Sabrina 1955 - not so dumb with money

SOFT curves and hard heads go. together these days when young girls reach the top in show business. When to- day's stars reach the big money they don't squander it on high living.

A comfortable flat, a few luxuries, then the bulk of their astronomical salaries and fees go into business or investments. There have never been such a canny lot of girls behind the microphone or the footlights.

One undoubted fact is that today's young generation are a serious bunch of young people. Reared in wartime and years of austerity, most of them are apprehensive of the future. Like their elders, they do not expect the present boom to last for ever, and most tend to save for a rainy day. Wider education facilities, too, have helped develop this more serious outlook on life.

Not a word

Let's take a close look, and a very agreeable one, too, at the supposedly dumbest of them all: Sabrina - television's "girl with a treasure chest."

It may be hard to see Sabrina, the shapely ash-blonde displaying 39½ interesting and well-placed inches, as a tycoon of industry, but she is — and a shrewd and flourishing tycoon into the bargain.

Less than a year ago she was plain Norma Sykes, of Blackpool, an 18-year-old who had recovered from a severe attack of rheumatic fever and started a career in London as a photographic model.

Then her ample charms (vital statistics: 39½ inches, 24 inches, 36 inches) were displayed on the front cover of a national magazine. The cover photograph made an immediate impression on comedian Arthur Askey, who was looking for a beautiful girl to act the part of a non-speaking "stooge" in a new TV series.

Without professional experience, without singing a line, uttering a word of dialogue, or lifting her shapely feet in a dance, she became a sensation, launched on the path to quick and easy riches.

Mother and Dad sold up house in Blackpool and moved down to London to be with the girl who had left home at 16 against their advice. Sabrina went from strength to strength.

A film company wrote a special part for her into the film "Stock Car." Then she decided to persuade us she had a voice as well as her more obvious natural endowments. She went on a musical tour.

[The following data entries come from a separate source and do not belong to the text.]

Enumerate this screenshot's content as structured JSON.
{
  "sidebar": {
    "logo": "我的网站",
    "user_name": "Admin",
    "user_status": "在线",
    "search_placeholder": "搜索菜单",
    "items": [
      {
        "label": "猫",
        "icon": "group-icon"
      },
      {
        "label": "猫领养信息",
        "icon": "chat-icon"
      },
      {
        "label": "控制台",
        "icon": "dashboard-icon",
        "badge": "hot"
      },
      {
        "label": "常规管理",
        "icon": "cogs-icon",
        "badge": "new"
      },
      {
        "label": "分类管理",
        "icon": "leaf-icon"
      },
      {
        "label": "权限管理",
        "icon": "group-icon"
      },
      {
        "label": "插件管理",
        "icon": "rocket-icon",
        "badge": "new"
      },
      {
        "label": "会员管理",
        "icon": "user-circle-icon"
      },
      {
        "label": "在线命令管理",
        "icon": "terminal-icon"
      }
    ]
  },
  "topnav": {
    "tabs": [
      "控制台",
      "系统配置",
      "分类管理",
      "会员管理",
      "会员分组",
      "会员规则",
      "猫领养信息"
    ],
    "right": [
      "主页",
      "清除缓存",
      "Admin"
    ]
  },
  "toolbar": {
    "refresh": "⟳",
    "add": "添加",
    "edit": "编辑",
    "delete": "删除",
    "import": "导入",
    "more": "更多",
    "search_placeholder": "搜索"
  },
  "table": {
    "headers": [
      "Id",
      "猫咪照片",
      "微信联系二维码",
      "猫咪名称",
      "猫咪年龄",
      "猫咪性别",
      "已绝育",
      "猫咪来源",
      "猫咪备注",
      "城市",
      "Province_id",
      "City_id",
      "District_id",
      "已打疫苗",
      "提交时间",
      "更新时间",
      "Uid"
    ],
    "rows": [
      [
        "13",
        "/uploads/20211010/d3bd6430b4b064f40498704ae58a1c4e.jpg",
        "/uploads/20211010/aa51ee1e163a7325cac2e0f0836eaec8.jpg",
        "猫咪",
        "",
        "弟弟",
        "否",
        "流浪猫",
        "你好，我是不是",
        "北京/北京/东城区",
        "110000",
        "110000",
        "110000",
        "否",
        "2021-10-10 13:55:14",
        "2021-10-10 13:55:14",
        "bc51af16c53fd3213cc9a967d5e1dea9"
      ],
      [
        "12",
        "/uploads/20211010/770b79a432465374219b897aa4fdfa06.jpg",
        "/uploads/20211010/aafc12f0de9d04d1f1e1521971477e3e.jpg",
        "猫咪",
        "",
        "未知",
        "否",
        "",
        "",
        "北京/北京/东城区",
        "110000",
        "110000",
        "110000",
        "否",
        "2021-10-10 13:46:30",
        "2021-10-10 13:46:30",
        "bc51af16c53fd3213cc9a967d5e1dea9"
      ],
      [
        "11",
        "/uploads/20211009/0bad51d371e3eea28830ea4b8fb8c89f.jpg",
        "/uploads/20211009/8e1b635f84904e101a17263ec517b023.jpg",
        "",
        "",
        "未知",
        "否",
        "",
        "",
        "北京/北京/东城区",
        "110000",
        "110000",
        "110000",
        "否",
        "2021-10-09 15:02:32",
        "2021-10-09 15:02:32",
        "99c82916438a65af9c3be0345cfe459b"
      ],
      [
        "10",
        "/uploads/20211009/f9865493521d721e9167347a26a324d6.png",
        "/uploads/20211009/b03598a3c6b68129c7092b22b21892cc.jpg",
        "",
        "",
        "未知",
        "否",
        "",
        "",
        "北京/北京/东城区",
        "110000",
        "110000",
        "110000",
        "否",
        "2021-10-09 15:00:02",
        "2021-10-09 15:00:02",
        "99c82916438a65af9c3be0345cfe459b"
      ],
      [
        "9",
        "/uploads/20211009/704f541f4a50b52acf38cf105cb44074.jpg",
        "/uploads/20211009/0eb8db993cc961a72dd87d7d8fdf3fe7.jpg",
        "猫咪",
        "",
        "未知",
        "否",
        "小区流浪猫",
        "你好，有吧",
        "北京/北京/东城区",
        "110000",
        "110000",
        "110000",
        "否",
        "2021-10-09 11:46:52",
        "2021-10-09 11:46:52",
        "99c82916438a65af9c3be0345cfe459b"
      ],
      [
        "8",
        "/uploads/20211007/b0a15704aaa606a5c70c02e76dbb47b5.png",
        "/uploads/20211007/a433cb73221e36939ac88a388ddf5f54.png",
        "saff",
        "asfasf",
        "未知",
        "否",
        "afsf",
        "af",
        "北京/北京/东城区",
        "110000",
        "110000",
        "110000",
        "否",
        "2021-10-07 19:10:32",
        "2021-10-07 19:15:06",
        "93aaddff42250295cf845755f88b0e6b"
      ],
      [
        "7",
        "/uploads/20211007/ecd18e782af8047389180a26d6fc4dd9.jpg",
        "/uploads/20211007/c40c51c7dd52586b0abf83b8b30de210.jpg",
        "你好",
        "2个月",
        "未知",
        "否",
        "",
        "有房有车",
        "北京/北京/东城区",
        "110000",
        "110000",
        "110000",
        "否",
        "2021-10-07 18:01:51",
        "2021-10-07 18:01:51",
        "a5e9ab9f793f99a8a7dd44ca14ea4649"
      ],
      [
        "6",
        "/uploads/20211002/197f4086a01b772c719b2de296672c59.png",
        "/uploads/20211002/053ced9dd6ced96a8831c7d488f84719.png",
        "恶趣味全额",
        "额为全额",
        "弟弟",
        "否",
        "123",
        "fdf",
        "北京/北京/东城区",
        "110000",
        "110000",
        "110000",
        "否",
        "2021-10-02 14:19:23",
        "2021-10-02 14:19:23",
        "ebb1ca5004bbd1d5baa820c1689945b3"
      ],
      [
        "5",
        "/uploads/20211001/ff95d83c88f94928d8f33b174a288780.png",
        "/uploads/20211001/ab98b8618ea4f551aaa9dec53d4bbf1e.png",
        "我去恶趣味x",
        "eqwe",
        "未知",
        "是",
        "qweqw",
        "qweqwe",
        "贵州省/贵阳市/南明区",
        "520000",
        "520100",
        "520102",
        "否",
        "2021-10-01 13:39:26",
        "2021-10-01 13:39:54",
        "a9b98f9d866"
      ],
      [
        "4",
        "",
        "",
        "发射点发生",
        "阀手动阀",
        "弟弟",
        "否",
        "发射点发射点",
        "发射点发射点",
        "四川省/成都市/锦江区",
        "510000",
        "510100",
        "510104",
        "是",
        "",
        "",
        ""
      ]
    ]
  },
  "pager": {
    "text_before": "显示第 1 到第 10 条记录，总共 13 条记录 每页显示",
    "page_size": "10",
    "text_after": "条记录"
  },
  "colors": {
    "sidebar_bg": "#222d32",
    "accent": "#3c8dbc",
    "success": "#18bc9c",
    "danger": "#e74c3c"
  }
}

The critics were less than flattering about her vocal chords [sic], but the music-hall audiences gave her a rapturous reception everywhere.

So the story goes on. Sabrina, still just 19, looks ahead to a lush future. Theatrical, television, and personal appearance offers, roll in with the fan mail.

The blonde sensation is capitalising on it all but her main interest nowadays is in Wolverhampton, where she has a controlling interest in a firm making costume jewellery.

One hundred people are engaged in this factory, she claims proudly, producing "reproductions of American costume jewellery within the reach of the average working girl."

Second string

Sabrina is shrewdly sinking a large part of her earnings in this investment. Her factory interest will keep the proverbial wolf from the door in years to come even if she cannot keep more material wolves away.

And as a second string she is seriously studying singing. She is tired of being "Exhibit A." She said recently—"I hope to finish with this body display when my present theatre tour ends. I don't like it — never have. I'm working on an entirely new act."

Sabrina would like to go on being a popular entertainer — either as a singer or film star – but she is keeping both feet firmly on the financial ground.